From the invaluable baselinescenario.com:

Here is how the share prices of three major insurance companies (Cigna, United Healthcare Group, Aetna) responded on Tuesday, July 28 to the Monday night announcement that the group of six senators is going to eliminate the public option from their version of the health care reform legislation [graph produced using Yahoo Finance]. We have basically an 8-10 percent gain for these companies from the Senate announcement. And as the graph below shows, the S&P 500 index (yellow) was essentially flat. The market caps of these three companies together are around $53 billion, which suggests a $4-5 billion value from the announcement by the group of 6.

2009-08-02-publicplan.jpg

Just to repeat: the market value of three major insurance companies rose four to five billion dollars after Senator Baucus said he was dumping the public option.

I have been spending a fair amount of time on economics blogs, trying to make sense of the new world we now live in. It's not a happy place, unfortunately, particularly if you live in California, where we're balancing the budget (sort of) on the backs of the poor.
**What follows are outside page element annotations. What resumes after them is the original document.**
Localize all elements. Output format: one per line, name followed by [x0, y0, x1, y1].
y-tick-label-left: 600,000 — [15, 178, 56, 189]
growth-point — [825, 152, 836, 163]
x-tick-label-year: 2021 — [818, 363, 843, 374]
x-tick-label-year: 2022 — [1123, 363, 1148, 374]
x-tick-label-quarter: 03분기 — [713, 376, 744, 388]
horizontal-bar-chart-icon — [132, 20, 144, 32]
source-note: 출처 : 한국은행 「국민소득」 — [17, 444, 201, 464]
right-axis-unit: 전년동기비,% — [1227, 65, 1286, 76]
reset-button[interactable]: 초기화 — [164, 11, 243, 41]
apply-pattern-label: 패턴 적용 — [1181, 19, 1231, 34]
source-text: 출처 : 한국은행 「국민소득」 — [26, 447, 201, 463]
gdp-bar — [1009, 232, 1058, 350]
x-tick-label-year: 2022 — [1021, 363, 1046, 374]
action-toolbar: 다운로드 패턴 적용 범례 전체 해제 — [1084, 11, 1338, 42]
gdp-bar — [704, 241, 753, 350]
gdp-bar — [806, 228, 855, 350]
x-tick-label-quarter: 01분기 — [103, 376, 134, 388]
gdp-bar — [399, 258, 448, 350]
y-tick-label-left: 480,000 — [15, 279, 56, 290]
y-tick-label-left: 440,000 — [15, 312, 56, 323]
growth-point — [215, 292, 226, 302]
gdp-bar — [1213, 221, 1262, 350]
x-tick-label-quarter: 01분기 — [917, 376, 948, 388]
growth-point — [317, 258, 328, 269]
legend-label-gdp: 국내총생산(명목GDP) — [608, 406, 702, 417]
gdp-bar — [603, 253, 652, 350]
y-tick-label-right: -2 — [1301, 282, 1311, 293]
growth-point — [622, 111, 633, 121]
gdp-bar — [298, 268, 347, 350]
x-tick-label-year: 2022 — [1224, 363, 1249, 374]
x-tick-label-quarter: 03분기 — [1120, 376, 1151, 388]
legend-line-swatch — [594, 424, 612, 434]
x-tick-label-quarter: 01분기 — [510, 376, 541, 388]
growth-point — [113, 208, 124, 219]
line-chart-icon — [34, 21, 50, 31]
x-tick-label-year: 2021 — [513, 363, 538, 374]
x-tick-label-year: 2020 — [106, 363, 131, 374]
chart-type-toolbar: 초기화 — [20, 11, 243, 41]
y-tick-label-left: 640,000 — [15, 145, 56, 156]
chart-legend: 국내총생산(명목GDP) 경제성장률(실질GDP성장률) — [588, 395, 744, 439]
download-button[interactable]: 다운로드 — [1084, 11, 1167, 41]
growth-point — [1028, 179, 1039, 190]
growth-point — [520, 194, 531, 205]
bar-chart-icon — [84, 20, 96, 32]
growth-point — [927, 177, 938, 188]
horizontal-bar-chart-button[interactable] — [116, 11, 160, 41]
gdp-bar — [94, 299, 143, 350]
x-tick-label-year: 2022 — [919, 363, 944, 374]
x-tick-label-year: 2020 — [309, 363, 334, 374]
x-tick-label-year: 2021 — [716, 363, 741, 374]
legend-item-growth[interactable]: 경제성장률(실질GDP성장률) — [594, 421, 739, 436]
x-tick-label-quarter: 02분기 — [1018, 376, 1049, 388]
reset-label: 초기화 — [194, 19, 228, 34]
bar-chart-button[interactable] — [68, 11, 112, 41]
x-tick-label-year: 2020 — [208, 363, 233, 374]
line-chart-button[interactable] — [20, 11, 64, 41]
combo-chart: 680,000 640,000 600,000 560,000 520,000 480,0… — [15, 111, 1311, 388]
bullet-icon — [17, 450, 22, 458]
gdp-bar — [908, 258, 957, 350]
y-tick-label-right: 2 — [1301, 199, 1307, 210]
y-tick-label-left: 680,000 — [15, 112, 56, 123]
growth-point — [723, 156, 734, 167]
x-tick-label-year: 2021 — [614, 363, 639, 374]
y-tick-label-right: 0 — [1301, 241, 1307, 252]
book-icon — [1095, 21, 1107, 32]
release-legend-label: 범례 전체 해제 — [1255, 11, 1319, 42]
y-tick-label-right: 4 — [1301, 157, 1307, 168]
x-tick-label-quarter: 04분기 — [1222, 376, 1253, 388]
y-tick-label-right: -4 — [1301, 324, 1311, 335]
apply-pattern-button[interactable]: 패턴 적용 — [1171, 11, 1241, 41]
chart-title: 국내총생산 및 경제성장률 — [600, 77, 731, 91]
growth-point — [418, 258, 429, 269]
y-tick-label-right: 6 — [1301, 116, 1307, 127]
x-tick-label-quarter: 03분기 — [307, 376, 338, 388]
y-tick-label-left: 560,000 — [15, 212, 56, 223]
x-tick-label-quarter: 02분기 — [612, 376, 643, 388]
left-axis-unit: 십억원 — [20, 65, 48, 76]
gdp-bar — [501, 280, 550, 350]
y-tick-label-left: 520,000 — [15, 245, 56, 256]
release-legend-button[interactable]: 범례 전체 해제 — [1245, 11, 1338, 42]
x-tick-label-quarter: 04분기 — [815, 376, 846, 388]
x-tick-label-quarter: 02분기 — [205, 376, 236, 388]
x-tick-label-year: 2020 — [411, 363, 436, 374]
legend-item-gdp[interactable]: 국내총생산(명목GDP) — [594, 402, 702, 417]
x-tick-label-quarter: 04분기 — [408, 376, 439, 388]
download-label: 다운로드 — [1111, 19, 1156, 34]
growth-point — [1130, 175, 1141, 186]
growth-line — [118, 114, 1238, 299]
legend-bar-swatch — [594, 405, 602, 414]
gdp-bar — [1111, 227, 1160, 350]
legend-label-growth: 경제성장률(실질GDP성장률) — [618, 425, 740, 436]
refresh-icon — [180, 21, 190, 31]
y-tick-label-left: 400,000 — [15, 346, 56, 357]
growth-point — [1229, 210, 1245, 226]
(Even though California pumps more oil than any state but Louisiana and Alaska, we're the only one that doesn't tax the oil companies for taking our resources. Don't expect your child to get an education, your grandmother to get home care, your neighborhood to be safe or your job to exist if you live here. The Governor and the rump minority of Republicans are too busy protecting thems that got.)

Here's a short list of whom I'm reading, in case you want to read along. Some are occasionally wonky but I skip the parts that I can't comprehend.
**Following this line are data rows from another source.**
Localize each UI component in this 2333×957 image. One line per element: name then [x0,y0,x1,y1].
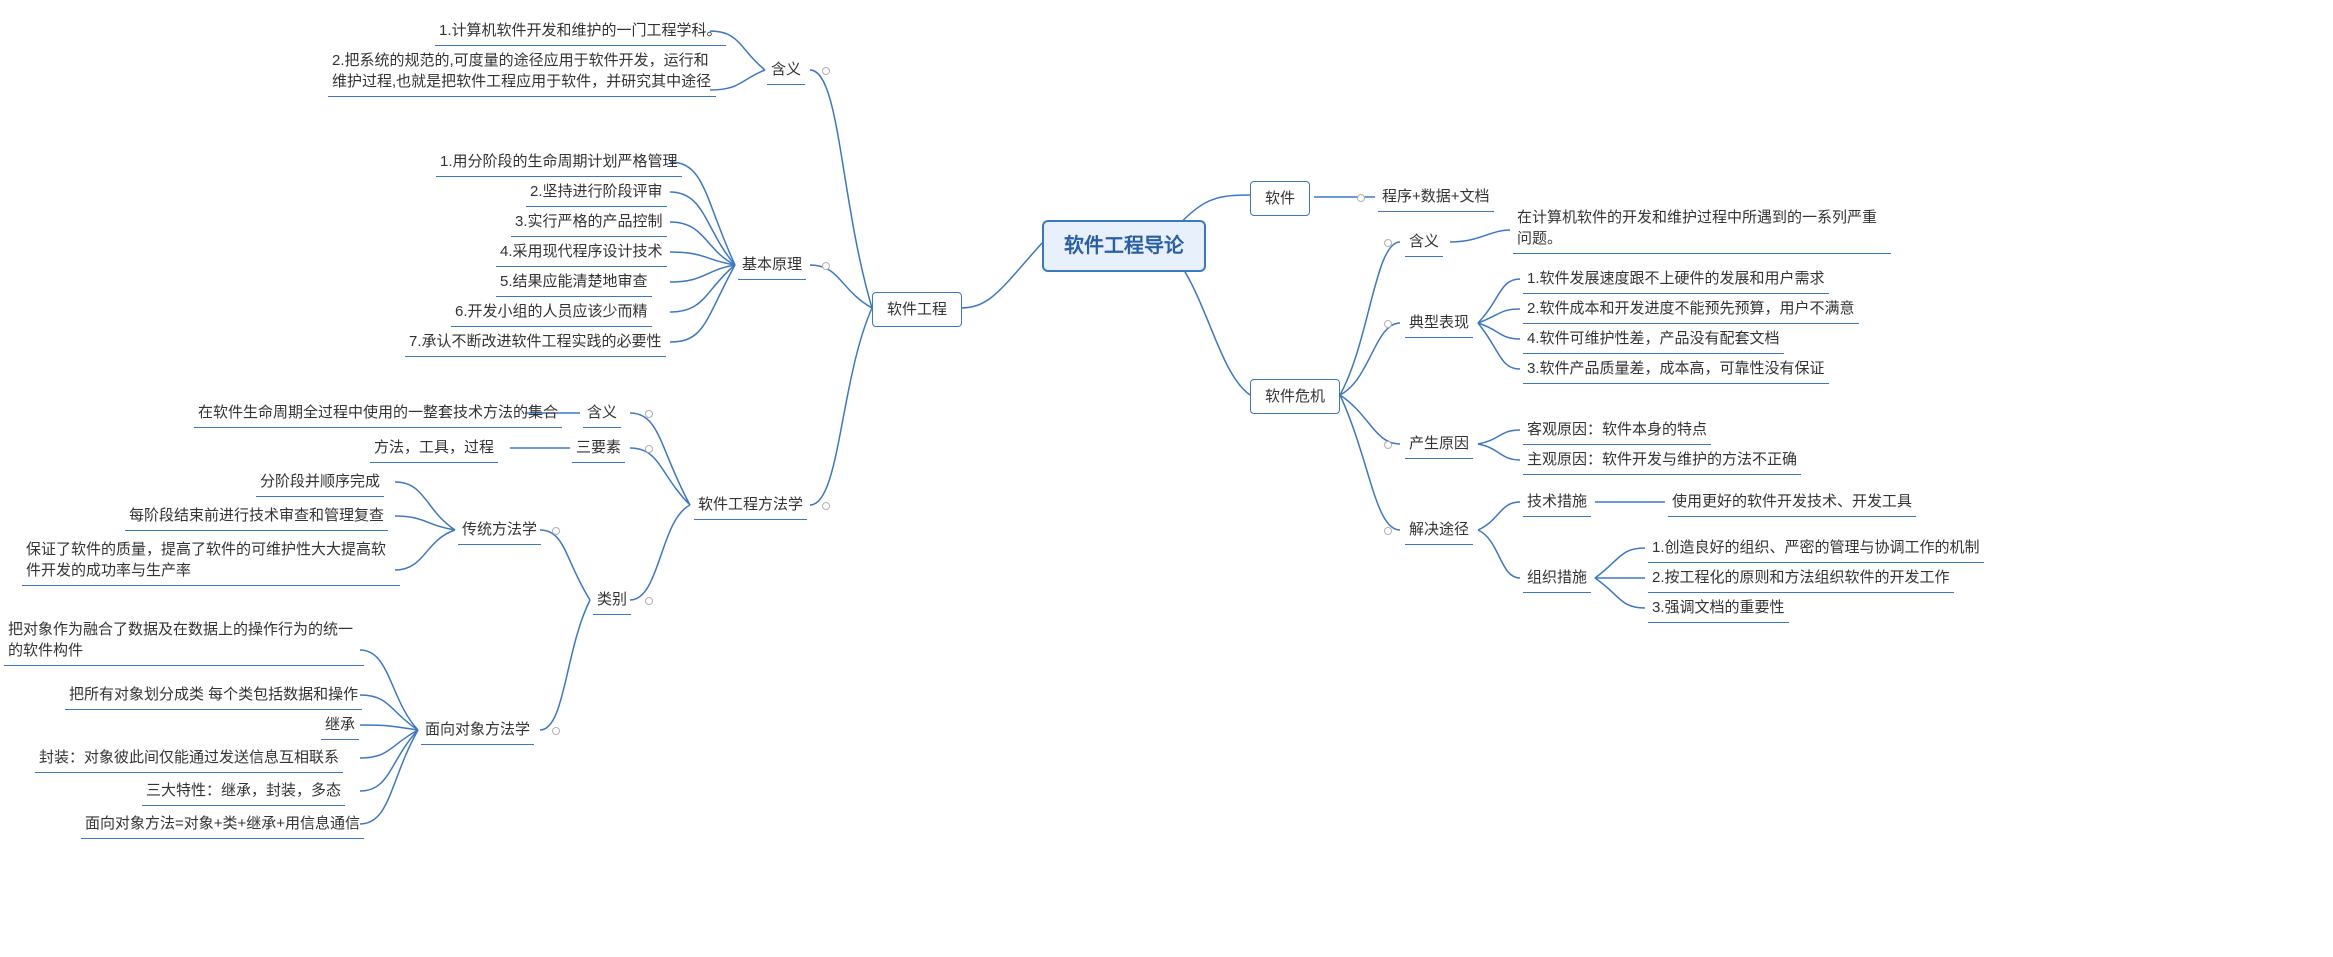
leaf-p3: 3.实行严格的产品控制 [511,209,667,237]
link-layer [200,0,2333,957]
node-category[interactable]: 类别 [593,587,631,615]
leaf-oo4: 封装：对象彼此间仅能通过发送信息互相联系 [35,745,343,773]
leaf-p5: 5.结果应能清楚地审查 [496,269,652,297]
leaf-oo6: 面向对象方法=对象+类+继承+用信息通信 [81,811,364,839]
leaf-software-def: 程序+数据+文档 [1378,184,1494,212]
node-methodology[interactable]: 软件工程方法学 [694,492,807,520]
node-meth-meaning[interactable]: 含义 [583,400,621,428]
leaf-oo3: 继承 [321,712,359,740]
leaf-cause1: 客观原因：软件本身的特点 [1523,417,1711,445]
leaf-typ4: 3.软件产品质量差，成本高，可靠性没有保证 [1523,356,1829,384]
leaf-p4: 4.采用现代程序设计技术 [496,239,667,267]
leaf-org1: 1.创造良好的组织、严密的管理与协调工作的机制 [1648,535,1984,563]
node-crisis-typical[interactable]: 典型表现 [1405,310,1473,338]
node-crisis-cause[interactable]: 产生原因 [1405,431,1473,459]
leaf-org2: 2.按工程化的原则和方法组织软件的开发工作 [1648,565,1954,593]
leaf-se-m1: 1.计算机软件开发和维护的一门工程学科。 [435,18,726,46]
leaf-oo1: 把对象作为融合了数据及在数据上的操作行为的统一的软件构件 [4,617,364,666]
leaf-oo2: 把所有对象划分成类 每个类包括数据和操作 [65,682,362,710]
leaf-p1: 1.用分阶段的生命周期计划严格管理 [436,149,682,177]
mindmap-canvas: 软件工程导论 软件 程序+数据+文档 软件危机 含义 在计算机软件的开发和维护过… [200,0,2333,957]
node-software[interactable]: 软件 [1250,181,1310,216]
leaf-p7: 7.承认不断改进软件工程实践的必要性 [405,329,666,357]
leaf-meth-three-text: 方法，工具，过程 [370,435,498,463]
node-traditional[interactable]: 传统方法学 [458,517,541,545]
leaf-meth-meaning-text: 在软件生命周期全过程中使用的一整套技术方法的集合 [194,400,562,428]
leaf-crisis-meaning-text: 在计算机软件的开发和维护过程中所遇到的一系列严重问题。 [1513,205,1891,254]
leaf-p6: 6.开发小组的人员应该少而精 [451,299,652,327]
node-se-meaning[interactable]: 含义 [767,57,805,85]
node-solve-org[interactable]: 组织措施 [1523,565,1591,593]
node-solve-tech[interactable]: 技术措施 [1523,489,1591,517]
node-se[interactable]: 软件工程 [872,292,962,327]
node-crisis[interactable]: 软件危机 [1250,379,1340,414]
root-node[interactable]: 软件工程导论 [1042,220,1206,272]
node-meth-three[interactable]: 三要素 [572,435,625,463]
leaf-typ2: 2.软件成本和开发进度不能预先预算，用户不满意 [1523,296,1859,324]
leaf-org3: 3.强调文档的重要性 [1648,595,1789,623]
leaf-typ3: 4.软件可维护性差，产品没有配套文档 [1523,326,1784,354]
node-crisis-solve[interactable]: 解决途径 [1405,517,1473,545]
leaf-p2: 2.坚持进行阶段评审 [526,179,667,207]
leaf-se-m2: 2.把系统的规范的,可度量的途径应用于软件开发，运行和维护过程,也就是把软件工程… [328,48,716,97]
leaf-trad2: 每阶段结束前进行技术审查和管理复查 [125,503,388,531]
leaf-typ1: 1.软件发展速度跟不上硬件的发展和用户需求 [1523,266,1829,294]
node-crisis-meaning[interactable]: 含义 [1405,229,1443,257]
node-oo[interactable]: 面向对象方法学 [421,717,534,745]
leaf-trad3: 保证了软件的质量，提高了软件的可维护性大大提高软件开发的成功率与生产率 [22,537,400,586]
leaf-oo5: 三大特性：继承，封装，多态 [142,778,345,806]
leaf-trad1: 分阶段并顺序完成 [256,469,384,497]
node-principle[interactable]: 基本原理 [738,252,806,280]
leaf-cause2: 主观原因：软件开发与维护的方法不正确 [1523,447,1801,475]
leaf-solve-tech-text: 使用更好的软件开发技术、开发工具 [1668,489,1916,517]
http://krugman.blogs.nytimes.com/Krugman of course
pseudonymous Tyler Durden pulls no punches at Zero Hedge and he's been way ahead on Goldman Sachs running the markets
Baseline Scenario particularly for Simon Johnson, former World Bank Chief Economist
Brad Delong ... smart economist and tough on the media
Barry Ritholz ... contra thinking
Karl Denninger ... bit of a ranter but educational
Credit Slips ... high wonk factor but good on debt and its consequences
China Financial Markets ... on the ground in China... which is one big experiment in government intervention

And Janet... Worth some time.... calmly alarming... just what you want from CSPAN.

For a market perspective, I get the daily posting from the head of a Toronto investment firm. You can subscribe to "Breakfast With Dave" by going here.
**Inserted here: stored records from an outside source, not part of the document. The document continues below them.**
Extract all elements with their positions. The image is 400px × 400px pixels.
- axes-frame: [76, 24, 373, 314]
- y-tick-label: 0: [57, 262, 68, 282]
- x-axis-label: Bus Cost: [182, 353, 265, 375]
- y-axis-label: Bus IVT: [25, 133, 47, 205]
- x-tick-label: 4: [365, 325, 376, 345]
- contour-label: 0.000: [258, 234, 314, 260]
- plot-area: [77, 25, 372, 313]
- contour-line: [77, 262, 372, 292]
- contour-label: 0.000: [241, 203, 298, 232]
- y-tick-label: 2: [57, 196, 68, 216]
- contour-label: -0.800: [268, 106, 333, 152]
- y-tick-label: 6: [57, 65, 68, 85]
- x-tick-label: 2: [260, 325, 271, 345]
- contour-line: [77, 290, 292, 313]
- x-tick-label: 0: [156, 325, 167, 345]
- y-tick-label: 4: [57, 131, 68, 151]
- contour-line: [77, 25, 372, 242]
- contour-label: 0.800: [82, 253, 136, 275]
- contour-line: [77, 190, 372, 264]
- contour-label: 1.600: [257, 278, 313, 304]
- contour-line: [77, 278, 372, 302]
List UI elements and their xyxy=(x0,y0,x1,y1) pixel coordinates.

And since pictures tell a story, here's a sweet one to close on. Do you really think that the banks aren't secretly broke?

2009-08-02-RealpointCMBSJune1.jpg

Yes, that's a 585 percent growth rate in Commercial Real Estate Mortgage-Backed Securities delinquency from July 08 to June 09. (from Zero Hedge)

Failing to tell the American people the truth about our economy has the potential to be Obama's Vietnam. Johnson knew he'd inherited a mess but couldn't bring himself to say so. Let's pray that BHO can find a way. There's nobody else out there.